Mis Tomis desparecieron una tarde de sábado. Salieron en los pies de mi papá, recorrieron parte de la ciudad y se detuvieron en El Sandino, donde él se decidió por una jarra de cerveza. Luego no se supo más de ellos. Varias jarras después, unos vecinos sospechosamente serviciales trajeron a mi papá medio aturdido, un poco apenado y con los pies hinchados tras haber caminado cuadras y cuadras enfundados en unas extrañas y folclóricas botas. Me resigné a la pérdida, era imposible una investigación policial, pues el principal testigo apenas recordaba al día siguiente qué había ocurrido en el área de la ciudad tan famosa por las fiestas, la cerveza y las puñaladas.
Sin embargo, las botas que trajeron a mi papá de vuelta fueron, durante días, motivo de comentarios. Eran como las mías, marca Centauro, aunque tenían la cualidad única de pasar por artefactos culturales y, por supuesto, constituían otra prueba indiscutible de la inventiva criolla en tiempos de crisis. A diferencia de las mías, en estas el borde de la suela no sobresalía, pues había sido cortado, tenían un tacón extra de unos cinco centímetros y los cordones no sujetaban de un lado a otro a los ojetes, sino que los habían trenzado complicadamente para ocultar la lengua. Las puntas de la trenza terminaban en dos tapas de tubo de pasta dental, de modo que cuando uno caminaba se movían supongo que a ritmo de carnaval.

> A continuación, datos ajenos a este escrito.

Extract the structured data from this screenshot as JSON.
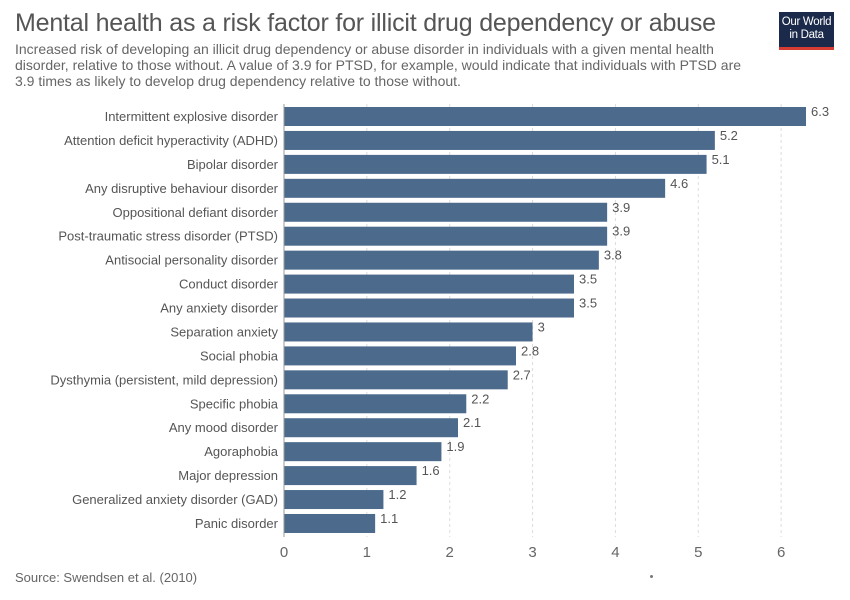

Y aunque las condené al enmohecimiento en algún olvidado rincón de la casa, el acto en sí no impidió que ese año, y el siguiente, continuara usando botas de cañero. Llegaban a ser un complemento adicional del uniforme y hasta combinaban con los pantalones tubo, pegados a las piernas, que comenzaban a usarse por esa época. Era tan inusual ver a algún condiscípulo sin ellas, que cuando alguien de nuestro grupo estrenó zapatos corte-bajo y de puntera alargada, otro no encontró mejor calificativo que: «Mira, Ñico con tiburones nuevos». Supongo que empezábamos a olvidar que existían diversos tipos de calzado, y que tenían sus nombres. Para reconfortarnos apareció Carlos Varela con su canción Memorias y aquel verso de: «A las fiestas íbamos con botas, cantando una canción de Lennon».
¿Usaría Lennon botas Centauro? Mientras procuraba una respuesta, llegaba la hora de escoger mi futuro, terminaba el grado doce y me esforzaba en aprender ruso. Estaba decidido, yo me iría a estudiar a la Unión Soviética, o a Polonia, o a la RDA o a Checoslovaquia, a cualquier lugar donde me pagaran un estipendio con el que pudiera comprar zapatos, un par nuevo todos los meses. Cuando publicaron la lista de especialidades busqué de arriba abajo, de país en país, de ingenierías a licenciaturas, y terminé con la vista en mis pies. Supongo que en el brillo de mis botas podía reflejarse mi cara de desencanto. Ninguna de las carreras, tan necesarias para el futuro del país, me llamaba la atención, adiós sueños de acumulación, maldita fuera Imelda Marcos y su propensión monárquica al acaparamiento.